Friday, 23 September 2011

London Fashion Week SS12 - Day Five


Titled ‘Mechanical fAILURE’, this collection’s aim was to form an expression of defiance in an age of retraction.

It was a high contrast of fabrics, shapes and colours coming together. Neutral shades of khaki, black and beige with the richer yellows and iridescent purples. Crisp cottons and wool with taffeta silks. Sharply tailored serious shirts with the more flirty voluminous short trousers and skirts.

Knee length jodhpurs created movement with their 3D folds imitating a propeller whilst the bunching up of fabric on taffeta skirts and dresses created the illusion of light fluffy clouds. All were paired with no nonsense tailored blouses which gave a grounded and edgier feel to the whole look.

The only failure present here was in the title.


Although the collection is titled ‘A Fairy Dance’, inspiration came partly from the traditional Manila shawl of Madrid. In the 18th Century, beautiful hand embroidered silk shawls made their way from China and featured peonies, pagodas and dragons. However soon the patterns changed from their Chinese essence to accommodate the Spanish taste of birds, butterflies and roses.

Palomino’s collection is a mix of these patterns, from oriental patterns of pagodas on bold red gowns to the laser cut white appliqué butterfly and floral motifs on black gowns. 
But a fairy dance feel was there in the lightness and the ethereal movement of the fabrics, the cobweb sleeves and bodies adorned with floral embroidery and the wonderful flora and fauna headpieces by Angel Amor.


Israeli born Inbar took her SS12 inspiration from the theme of nightmares and hell of her own hometown which was destroyed by fire this year.  Focusing more on the fear which is mixed with happiness at a large gathering such as a wedding, her collection was not as darkly gothic as I expected. In fact the colour palette was gold, white, dusty pink and pale green with only a smattering of black.

Creating a Goth like royal court, the first models wore voluminous gold and silver brocade faux leather jackets and coats over frothy tulle skirts.  No straight lines here but wavy zip fasteners and undulating padded sleeves.

The darker side appeared in tulle strips wrapped around metallic faux leather and lace dresses like bandages, whilst diaphanous metallic embossed lace dresses clung to the body in uneven folds giving the impression of scarred tissue.

It was the honeycomb tulle dresses that fascinated me, loved the fullness, the texture, the look and how they bounced as the models walked. A white floor length tulle dress wound its honeycomb self around a model like a giant swirling meringue.  Thinking that this was the finale dress as how could you top that? To prove me wrong, a golden faux leather dress appeared with a floor length honeycomb skirt instantly reminding me of a beautiful 3D bell decoration you hang up at Christmas. This dress needed respect as it bounced and moved to its own tune, and the model had no option but to move slowly providing us with a great opportunity to see the intricate laser cut perforation designs. 

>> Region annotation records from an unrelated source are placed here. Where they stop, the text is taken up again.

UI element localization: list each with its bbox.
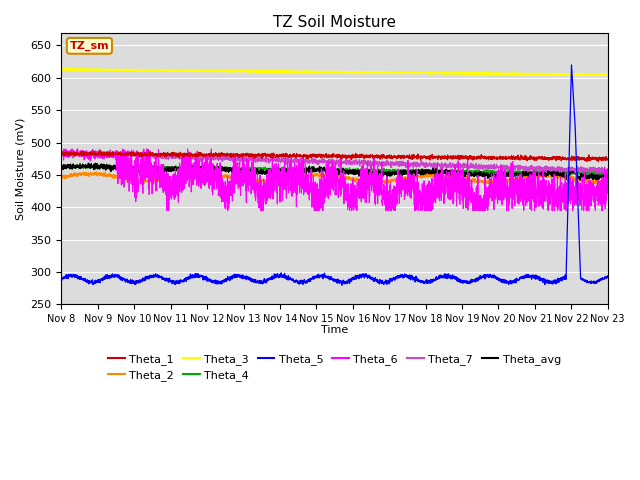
Theta_4 — [604, 171, 612, 177]
Text: TZ_sm: TZ_sm — [70, 41, 109, 51]
Line: Theta_2: Theta_2 — [61, 172, 608, 184]
Theta_7 — [58, 151, 65, 156]
Theta_5 — [152, 273, 160, 279]
Theta_avg — [58, 165, 65, 171]
Theta_6 — [593, 196, 601, 202]
Theta_4 — [58, 163, 65, 169]
Line: Theta_7: Theta_7 — [61, 150, 608, 174]
Theta_2 — [291, 176, 299, 181]
Theta_7 — [593, 169, 601, 175]
Theta_1 — [268, 155, 275, 160]
Theta_7 — [604, 169, 612, 175]
Legend: Theta_1, Theta_2, Theta_3, Theta_4, Theta_5, Theta_6, Theta_7, Theta_avg: Theta_1, Theta_2, Theta_3, Theta_4, Thet… — [104, 349, 566, 386]
Theta_2 — [599, 181, 607, 187]
Theta_3 — [61, 66, 69, 72]
Theta_5 — [338, 282, 346, 288]
Theta_6 — [534, 184, 542, 190]
Theta_2 — [593, 179, 601, 184]
Y-axis label: Soil Moisture (mV): Soil Moisture (mV) — [15, 117, 25, 220]
Theta_7 — [291, 158, 299, 164]
Line: Theta_4: Theta_4 — [61, 165, 608, 176]
Theta_7 — [120, 152, 128, 158]
Theta_1 — [95, 147, 103, 153]
Theta_1 — [120, 152, 128, 157]
Theta_7 — [587, 171, 595, 177]
Theta_3 — [291, 68, 299, 74]
Line: Theta_5: Theta_5 — [61, 65, 608, 285]
Theta_1 — [593, 156, 601, 162]
Line: Theta_1: Theta_1 — [61, 150, 608, 162]
Theta_4 — [120, 164, 128, 170]
X-axis label: Time: Time — [321, 325, 348, 336]
Theta_3 — [604, 72, 612, 77]
Theta_2 — [268, 177, 275, 182]
Theta_1 — [58, 150, 65, 156]
Theta_5 — [568, 62, 575, 68]
Theta_3 — [603, 72, 611, 78]
Theta_2 — [152, 180, 160, 185]
Theta_avg — [593, 175, 601, 181]
Theta_5 — [58, 275, 65, 281]
Theta_7 — [152, 153, 160, 158]
Line: Theta_avg: Theta_avg — [61, 163, 608, 180]
Theta_6 — [268, 188, 275, 193]
Theta_5 — [120, 277, 127, 283]
Theta_7 — [268, 156, 275, 161]
Theta_avg — [291, 167, 299, 172]
Theta_1 — [604, 156, 612, 162]
Theta_3 — [593, 71, 601, 77]
Theta_6 — [58, 149, 65, 155]
Theta_4 — [534, 169, 542, 175]
Theta_3 — [152, 68, 160, 73]
Theta_5 — [593, 277, 601, 283]
Theta_1 — [291, 153, 299, 159]
Theta_1 — [152, 151, 160, 157]
Theta_5 — [291, 278, 298, 284]
Theta_2 — [604, 180, 612, 186]
Theta_avg — [120, 164, 128, 169]
Theta_3 — [268, 68, 275, 74]
Theta_avg — [84, 160, 92, 166]
Theta_4 — [268, 167, 275, 173]
Theta_4 — [104, 162, 112, 168]
Theta_6 — [291, 180, 299, 186]
Theta_6 — [163, 207, 171, 213]
Line: Theta_6: Theta_6 — [61, 149, 608, 210]
Theta_3 — [120, 67, 128, 73]
Theta_6 — [120, 184, 128, 190]
Theta_4 — [152, 163, 160, 169]
Theta_avg — [268, 168, 275, 174]
Theta_2 — [120, 174, 128, 180]
Theta_7 — [534, 167, 542, 172]
Theta_6 — [60, 146, 68, 152]
Theta_3 — [58, 67, 65, 72]
Theta_3 — [534, 71, 542, 77]
Theta_avg — [152, 168, 160, 173]
Line: Theta_3: Theta_3 — [61, 69, 608, 75]
Theta_4 — [291, 167, 299, 172]
Title: TZ Soil Moisture: TZ Soil Moisture — [273, 15, 396, 30]
Theta_avg — [534, 172, 542, 178]
Theta_5 — [534, 274, 542, 280]
Theta_1 — [534, 155, 542, 161]
Theta_6 — [604, 187, 612, 192]
Theta_6 — [152, 166, 160, 172]
Theta_avg — [604, 175, 612, 181]
Theta_2 — [534, 173, 542, 179]
Theta_5 — [267, 275, 275, 280]
Theta_avg — [577, 177, 584, 183]
Theta_7 — [97, 147, 104, 153]
Theta_4 — [596, 173, 604, 179]
Theta_1 — [595, 159, 602, 165]
Theta_4 — [593, 169, 601, 175]
Theta_5 — [604, 274, 612, 280]
Theta_2 — [58, 176, 65, 181]
Theta_2 — [93, 169, 100, 175]
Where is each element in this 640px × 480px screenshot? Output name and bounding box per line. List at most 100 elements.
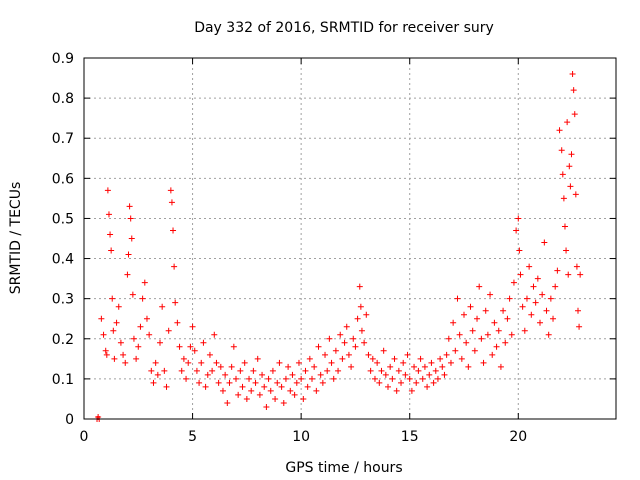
data-point xyxy=(278,383,285,390)
data-point xyxy=(413,379,420,386)
data-point xyxy=(570,87,577,94)
data-point xyxy=(206,351,213,358)
data-point xyxy=(259,371,266,378)
data-point xyxy=(510,279,517,286)
data-point xyxy=(100,331,107,338)
data-point xyxy=(461,311,467,318)
data-point xyxy=(430,379,437,386)
data-point xyxy=(274,379,281,386)
data-point xyxy=(256,391,263,398)
data-point xyxy=(196,379,203,386)
data-point xyxy=(191,347,198,354)
data-point xyxy=(476,283,483,290)
data-point xyxy=(265,375,272,382)
data-point xyxy=(103,351,110,358)
data-point xyxy=(406,375,413,382)
data-point xyxy=(135,343,142,350)
data-point xyxy=(515,215,522,222)
data-point xyxy=(378,367,385,374)
data-point xyxy=(295,359,302,366)
data-point xyxy=(380,347,387,354)
data-point xyxy=(319,379,326,386)
data-point xyxy=(239,383,246,390)
data-point xyxy=(152,359,159,366)
data-point xyxy=(441,371,448,378)
data-points xyxy=(94,71,584,422)
data-point xyxy=(126,203,133,210)
data-point xyxy=(146,331,153,338)
data-point xyxy=(269,367,276,374)
data-point xyxy=(426,371,433,378)
data-point xyxy=(110,327,117,334)
y-tick-label: 0.3 xyxy=(52,292,74,308)
data-point xyxy=(565,271,572,278)
data-point xyxy=(304,383,311,390)
data-point xyxy=(289,371,296,378)
data-point xyxy=(165,327,172,334)
data-point xyxy=(300,395,307,402)
data-point xyxy=(393,387,400,394)
data-point xyxy=(198,359,205,366)
data-point xyxy=(193,367,200,374)
data-point xyxy=(424,383,431,390)
data-point xyxy=(267,387,274,394)
data-point xyxy=(219,387,226,394)
data-point xyxy=(434,375,441,382)
data-point xyxy=(230,343,237,350)
data-point xyxy=(537,319,543,326)
data-point xyxy=(571,111,578,118)
data-point xyxy=(568,151,575,158)
data-point xyxy=(521,327,528,334)
data-point xyxy=(566,163,573,170)
data-point xyxy=(554,267,561,274)
data-point xyxy=(487,291,494,298)
data-point xyxy=(545,331,552,338)
data-point xyxy=(171,263,178,270)
data-point xyxy=(228,363,235,370)
data-point xyxy=(282,375,289,382)
data-point xyxy=(516,247,523,254)
data-point xyxy=(569,71,576,78)
x-tick-label: 5 xyxy=(188,429,197,445)
data-point xyxy=(122,359,129,366)
data-point xyxy=(150,379,157,386)
data-point xyxy=(248,387,255,394)
data-point xyxy=(104,187,111,194)
y-tick-label: 0.5 xyxy=(52,211,74,227)
data-point xyxy=(102,347,109,354)
data-point xyxy=(130,335,137,342)
data-point xyxy=(500,307,507,314)
data-point xyxy=(443,351,450,358)
data-point xyxy=(482,307,489,314)
data-point xyxy=(480,359,487,366)
data-point xyxy=(326,335,333,342)
data-point xyxy=(215,379,222,386)
data-point xyxy=(502,339,509,346)
data-point xyxy=(465,363,472,370)
data-point xyxy=(117,339,124,346)
x-tick-label: 20 xyxy=(509,429,527,445)
data-point xyxy=(322,351,329,358)
data-point xyxy=(133,355,140,362)
data-point xyxy=(163,383,170,390)
data-point xyxy=(337,331,344,338)
data-point xyxy=(241,359,248,366)
x-tick-label: 15 xyxy=(401,429,419,445)
data-point xyxy=(209,367,216,374)
data-point xyxy=(98,315,105,322)
data-point xyxy=(343,323,350,330)
x-tick-label: 0 xyxy=(80,429,89,445)
data-point xyxy=(573,263,580,270)
data-point xyxy=(543,307,550,314)
data-point xyxy=(572,191,579,198)
y-tick-label: 0.1 xyxy=(52,372,74,388)
data-point xyxy=(439,363,446,370)
data-point xyxy=(550,315,557,322)
data-point xyxy=(263,403,270,410)
data-point xyxy=(124,271,131,278)
x-tick-label: 10 xyxy=(292,429,310,445)
data-point xyxy=(204,371,211,378)
data-point xyxy=(315,343,322,350)
data-point xyxy=(120,351,127,358)
data-point xyxy=(456,331,463,338)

Not titled ‘A Wolf in Sheep’s Clothing ‘ but ‘A Wolf in Lambs Clothing’, it was every little girls dream from the runway with arches made of pastel coloured balloons, the gaggle of little ballerinas pirouetting in the middle and the bigger girls in blonde wigs and pastel satin baby doll slips playing with lipstick and powder puffs.  

The models emerged in childlike inspired clothes, blue pinafore dress with large multi coloured buttons layered over a multi coloured checked dress with tie, red skirt with heart shaped pockets and a smiley face heart shaped bib , pink leotard with bloomers peeping through.

Slightly more grown up was the next procession of models in 18th century French court inspired garments – baby blue coat dress embellished in gold brocade but with cheeky powder puffs peeping out of the breast pockets, and a baby pink leotard with short cape attachment and blue lacy blouse underneath.  There were cheeky elements in the guise of a white crystal embellished bustier style leotard with fluffy skirt and a baby pink cardigan with peek-a-boo holes revealing a sequined bra underneath.  

All gloriously over the top and very  sugar and spice even down to the wedge shoes which were trimmed with metallic frills top and bottom and looking very much like slices of cake.